Pertama Tuhan adalah penguasa dan pemilik serta penentu jodoh kita. Hanya dia yang bisa menjadi pemilih yang sempurna dan paling tahu tentang calon pasangan kita. Maka kedua adalah orang-orang yang dekat dengan tuhan yang bisa menentukan pasangan yang baik untuk dipilih. ketiga dimiliki oleh orang tua kita karena faktore kasih sayang dan kesungguhannya kepada kita sehingga sangat serius untuk memilihkan kita. Bagaimana dengan diri sendiri ? kadang tidak bisa diandalkan karena kurangnya pengalaman, atau memilih karena nafsu,emosi dan kepentingan lain bukan kepentingan abadi.

Beanikah kita menyerahkan pilihan kita kepada orang yang lebih tahu luar dan dalam serta pengalaman hidup yang cukup ? berusaha menjadikan kita pantas mendapatkan pasangan yang memang cocok dengan pengertian orang baik akan bertemu orang baik itu cocok dan yang jelek hatinya akan bertemu dengan yang jelek juga. Serahkan kepada tuhan dan berusaha taat dan memantaskan diri sendiri. Menjadi orang yang dekat kepada tuhan akan menjadikan diri kita beruntung.

 Sumber : www.dudung.net/artikel-bebas/cinta-dan-perkawinan-menurut-plato.html

B. seluk-beluk dalam hubungan perkawinan

Dalam hidup ini tanpa kita sadari apa itu cinta. Hanya dengan lima huruf ini kita tidak mengerti apa saja problema-problema, definsi-definsi, dan permasalahannya. Banyak di antara kita bercerita tentang cinta dan banyak diantara kita jatuh cinta, tapi kita tidak tahu apa itu CINTA. Jatuh cinta itu adalah alami serta masa pacaran itu masa yang indah dan kadang kenyataannya tidak seindah dengan harapan. Sering muncul salah paham, cemburu, konflik, dan putus di tengah jalan. Belum lagi terjadinya kekerasan indikasi dan tekan unsur seks telah masuk jauh kedalamnya. Pengalaman kegagalan dalam cinta bisa menimbulkan kekecewaan, Jarang meminta pendapat kepada orang tua dan yang lebih mengerti akan permasalahan yang sedang kita hadapi.

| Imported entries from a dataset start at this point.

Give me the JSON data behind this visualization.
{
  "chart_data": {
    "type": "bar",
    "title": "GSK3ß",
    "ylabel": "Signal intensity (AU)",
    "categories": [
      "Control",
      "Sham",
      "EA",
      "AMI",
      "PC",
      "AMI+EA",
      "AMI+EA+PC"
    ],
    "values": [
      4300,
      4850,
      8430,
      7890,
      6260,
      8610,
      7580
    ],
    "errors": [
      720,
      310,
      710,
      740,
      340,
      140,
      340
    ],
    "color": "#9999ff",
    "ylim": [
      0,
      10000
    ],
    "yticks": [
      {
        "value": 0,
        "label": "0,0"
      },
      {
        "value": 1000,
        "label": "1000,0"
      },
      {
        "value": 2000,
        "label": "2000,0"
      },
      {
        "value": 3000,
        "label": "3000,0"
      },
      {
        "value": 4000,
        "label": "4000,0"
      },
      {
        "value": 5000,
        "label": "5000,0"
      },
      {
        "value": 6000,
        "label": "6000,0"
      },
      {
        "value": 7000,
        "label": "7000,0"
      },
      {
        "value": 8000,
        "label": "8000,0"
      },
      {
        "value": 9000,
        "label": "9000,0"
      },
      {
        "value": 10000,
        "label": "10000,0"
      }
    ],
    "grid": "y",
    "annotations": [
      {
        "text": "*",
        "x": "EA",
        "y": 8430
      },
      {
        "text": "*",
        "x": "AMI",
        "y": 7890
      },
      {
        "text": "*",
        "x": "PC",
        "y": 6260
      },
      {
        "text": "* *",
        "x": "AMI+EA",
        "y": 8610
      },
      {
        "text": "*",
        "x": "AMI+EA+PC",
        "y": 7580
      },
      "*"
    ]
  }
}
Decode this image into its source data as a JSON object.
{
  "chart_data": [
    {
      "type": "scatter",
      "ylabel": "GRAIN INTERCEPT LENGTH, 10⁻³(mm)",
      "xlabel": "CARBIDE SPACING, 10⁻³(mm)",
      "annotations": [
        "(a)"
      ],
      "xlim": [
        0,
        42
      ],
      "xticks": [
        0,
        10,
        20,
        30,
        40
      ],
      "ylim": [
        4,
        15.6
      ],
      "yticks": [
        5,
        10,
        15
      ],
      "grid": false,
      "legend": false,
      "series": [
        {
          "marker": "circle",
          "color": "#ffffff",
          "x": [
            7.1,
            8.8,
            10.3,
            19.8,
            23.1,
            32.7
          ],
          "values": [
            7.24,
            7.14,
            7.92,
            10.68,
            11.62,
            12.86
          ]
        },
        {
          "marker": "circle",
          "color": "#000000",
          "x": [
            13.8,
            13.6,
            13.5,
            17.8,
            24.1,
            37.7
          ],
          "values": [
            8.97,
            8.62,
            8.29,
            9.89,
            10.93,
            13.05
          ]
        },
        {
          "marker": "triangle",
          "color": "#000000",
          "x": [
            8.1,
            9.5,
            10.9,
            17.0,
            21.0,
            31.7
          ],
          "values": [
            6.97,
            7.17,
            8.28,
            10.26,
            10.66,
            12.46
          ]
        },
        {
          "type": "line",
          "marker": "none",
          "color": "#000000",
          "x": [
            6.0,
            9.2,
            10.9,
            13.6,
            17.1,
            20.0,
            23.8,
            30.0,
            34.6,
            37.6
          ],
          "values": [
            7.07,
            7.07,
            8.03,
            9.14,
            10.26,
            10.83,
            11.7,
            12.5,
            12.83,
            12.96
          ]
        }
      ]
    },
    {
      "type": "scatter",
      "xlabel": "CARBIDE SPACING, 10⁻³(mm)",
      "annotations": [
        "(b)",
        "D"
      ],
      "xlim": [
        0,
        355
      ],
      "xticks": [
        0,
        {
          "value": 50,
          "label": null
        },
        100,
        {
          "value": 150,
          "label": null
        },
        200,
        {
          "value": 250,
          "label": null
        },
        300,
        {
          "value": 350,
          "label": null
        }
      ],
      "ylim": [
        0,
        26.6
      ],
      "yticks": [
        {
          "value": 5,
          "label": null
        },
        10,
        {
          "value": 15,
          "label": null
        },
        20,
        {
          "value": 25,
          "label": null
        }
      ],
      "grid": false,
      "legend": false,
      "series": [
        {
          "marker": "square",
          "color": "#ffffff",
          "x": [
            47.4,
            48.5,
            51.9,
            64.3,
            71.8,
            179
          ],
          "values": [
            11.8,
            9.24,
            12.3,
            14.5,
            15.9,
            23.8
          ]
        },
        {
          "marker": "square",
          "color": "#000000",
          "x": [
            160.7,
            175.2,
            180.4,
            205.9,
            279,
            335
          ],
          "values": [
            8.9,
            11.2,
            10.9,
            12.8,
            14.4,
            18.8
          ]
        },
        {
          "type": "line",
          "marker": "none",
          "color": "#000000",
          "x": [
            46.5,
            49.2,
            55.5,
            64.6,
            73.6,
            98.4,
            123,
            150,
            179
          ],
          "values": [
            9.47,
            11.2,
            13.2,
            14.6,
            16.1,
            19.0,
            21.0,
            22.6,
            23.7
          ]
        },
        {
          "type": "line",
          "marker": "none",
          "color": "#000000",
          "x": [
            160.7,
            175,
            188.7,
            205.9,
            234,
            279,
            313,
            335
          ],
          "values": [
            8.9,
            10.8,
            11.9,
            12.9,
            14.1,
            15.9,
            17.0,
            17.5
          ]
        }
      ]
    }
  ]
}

c.Menjelaskan Penyesuaian dan pertumbuhan dalam perkawinan

Penyesuaian diri merupakan proses yang meliputi respon mental dan perilaku yang merupakan usaha individu untuk mengatasi dan menguasai kebutuhan-kebutuhan dalam dirinya, ketegangan-ketegangan, frustasi, dan konflik-konflik agar terdapat keselarasan antara tuntutan dari dalam dirinya dengan tuntutan atau harapan dari lingkungan di tempat ia tinggal.
Berdasarkan beberapa definisi yang telah dipaparkan, dapat disimpulkan bahwa penyesuaian diri merupakan suatu proses dinamis yang bertujuan untuk mengubah perilaku individu agar terjadi hubungan yang lebih  sesuai antara diri individu dengan lingkungannya.
          Perkawinan tidak berarti mengikat pasangan sepenuhnya. Dua individu ini harus dapat mengembangkan diri untuk kemajuan bersama. Keberhasilan dalam perkawinan tidak diukur dari ketergantungan pasangan. Perkawinan merupakan salah satu tahapan dalam hidup yang pasti diwarnai oleh perubahan. Dan perubahan yang terjadi dalam sebuah perkawinan, sering tak sederhana. Perubahan yang terjadi dalam perkawinan banyak terkait dengan terbentuknya relasi baru sebagai satu kesatuan serta terbentuknya hubungan antarkeluarga kedua pihak.
Relasi yang diharapkan dalam sebuah perkawinan tentu saja relasi yang erat dan hangat. Tapi karena adanya perbedaan kebiasaan atau persepsi antara suami-istri, selalu ada hal-hal yang dapat menimbulkan konflik. Dalam kondisi perkawinan seperti ini, tentu sulit mendapatkan sebuah keluarga yang harmonis.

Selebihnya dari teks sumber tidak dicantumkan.